Microsoft Azure Service Fabric Facilitates Microservices-Based Application Development

Microsoft recently announced the release of Microsoft Azure Service Fabric, a platform that supports the development of applications created using an assemblage of independent microservices as exemplified by the concept of Docker containers, for example. While Azure will be supporting Docker in a subsequent release of Windows Server, its support for microservices by means of the Microsoft Azure Service Fabric allows developers to enjoy the benefits of an architecture that uses Microsoft Azure’s indigenous microservices technology to create discrete application components that collectively enable enhanced scalability and the design of low latency, computationally intensive applications. Not surprisingly, Microsoft Azure Service Fabric features the ability to orchestrate and automate microservices in conjunction with application lifecycle management functionality for the distributed systems that are typically characteristic of applications composed of microservices. The platform also supports Visual Studio tools such as designers, editors and debuggers that facilitate the development, deployment and ongoing management of applications across a variety of operating systems, environments and devices. In the same way that Amazon Web Services recently rendered available the same machine learning and data science platform used by its own data scientists in the form of Amazon Machine Learning, the Microsoft Azure Service Fabric delivers the same core technology that Microsoft Azure has thus far used for Skype for Business, DocumentDB and Bing Cortana.

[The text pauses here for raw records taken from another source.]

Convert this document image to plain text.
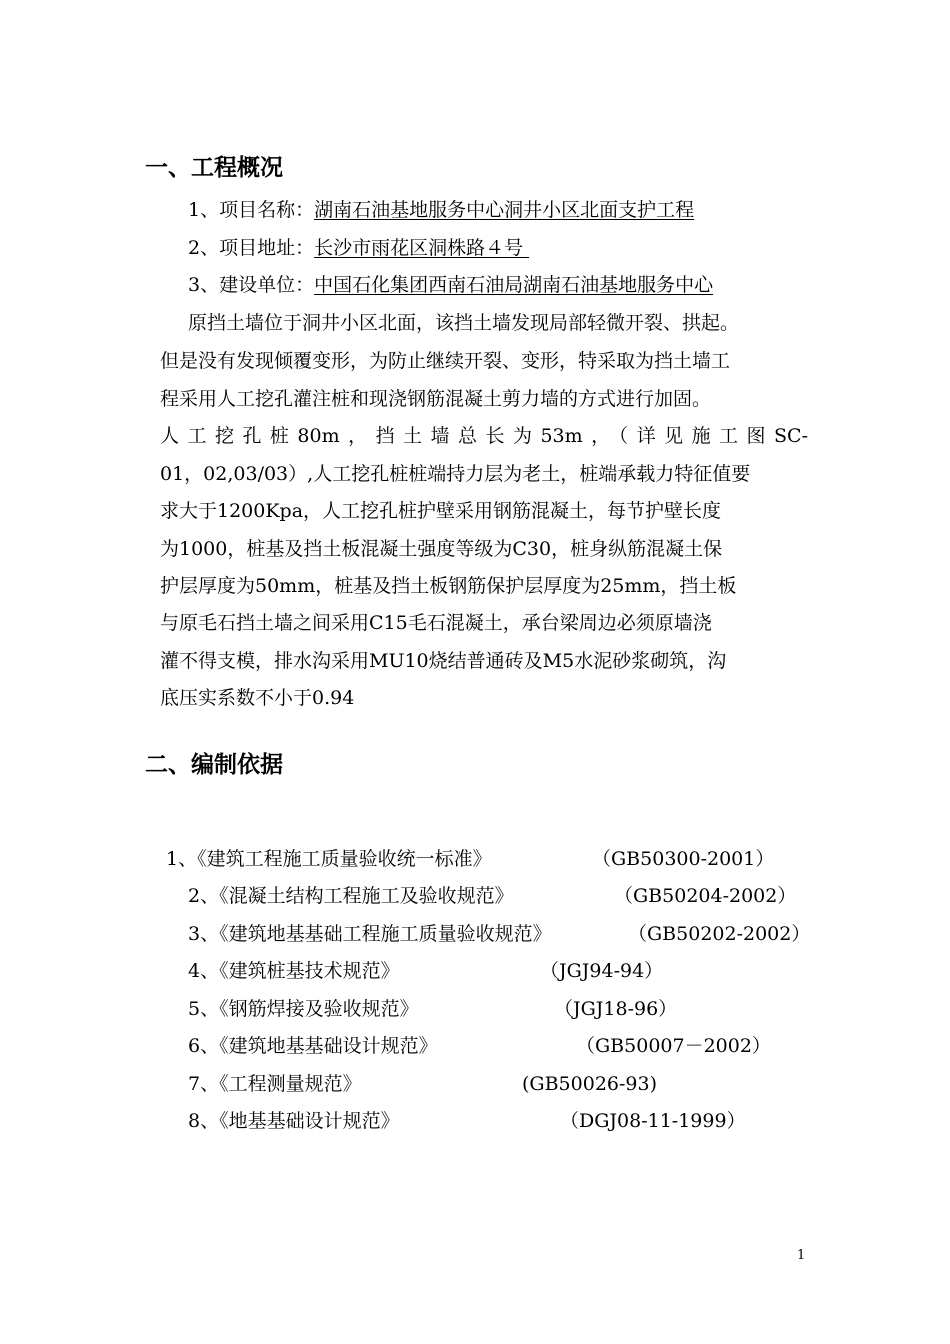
一、工程概况
1、项目名称：湖南石油基地服务中心洞井小区北面支护工程
2、项目地址：长沙市雨花区洞株路４号
3、建设单位：中国石化集团西南石油局湖南石油基地服务中心
原挡土墙位于洞井小区北面，该挡土墙发现局部轻微开裂、拱起。
但是没有发现倾覆变形，为防止继续开裂、变形，特采取为挡土墙工
程采用人工挖孔灌注桩和现浇钢筋混凝土剪力墙的方式进行加固。
人工挖孔桩80m，挡土墙总长为53m，（详见施工图SC-
01，02,03/03）,人工挖孔桩桩端持力层为老土，桩端承载力特征值要
求大于1200Kpa，人工挖孔桩护壁采用钢筋混凝土，每节护壁长度
为1000，桩基及挡土板混凝土强度等级为C30，桩身纵筋混凝土保
护层厚度为50mm，桩基及挡土板钢筋保护层厚度为25mm，挡土板
与原毛石挡土墙之间采用C15毛石混凝土，承台梁周边必须原墙浇
灌不得支模，排水沟采用MU10烧结普通砖及M5水泥砂浆砌筑，沟
底压实系数不小于0.94
二、编制依据
1、《建筑工程施工质量验收统一标准》	（GB50300-2001）
2、《混凝土结构工程施工及验收规范》	（GB50204-2002）
3、《建筑地基基础工程施工质量验收规范》	（GB50202-2002）
4、《建筑桩基技术规范》	（JGJ94-94）
5、《钢筋焊接及验收规范》	（JGJ18-96）
6、《建筑地基基础设计规范》	（GB50007－2002）
7、《工程测量规范》	(GB50026-93)
8、《地基基础设计规范》	（DGJ08-11-1999）
1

The platform’s deep experience with enterprise-grade applications that serve millions of users and files means that it “intrinsically understands the available infrastructure resources and needs of applications, enabling automatically updating, self-healing behavior that is essential to delivering highly available and durable services at hyper-scale.” As a result of its ability to understand the interplay between infrastructure, applications and distributed systems, the Microsoft Azure Service Fabric delivers a platform for development based on microservices designed to accommodate the needs of hyperscale applications. As such, Microsoft Azure Service Fabric constitutes a pre-packaged response and counterweight to the increasing traction of Docker technology by presenting Azure customers with a production-grade platform that supports stateless and stateful microservices while additionally featuring micro-services orchestration and automation, even though Microsoft plans to support Docker containers on its Azure platform in the future. In a nutshell, the Microsoft Azure Service Fabric gives developers much of the functionality of Docker and an attendant Docker management platform with the added feather in its cap that the platform has been used for years in production-grade environments for household name products such as Skype and Bing, while concurrently paving the way for streamlined usage of Docker containers on the Azure platform as well.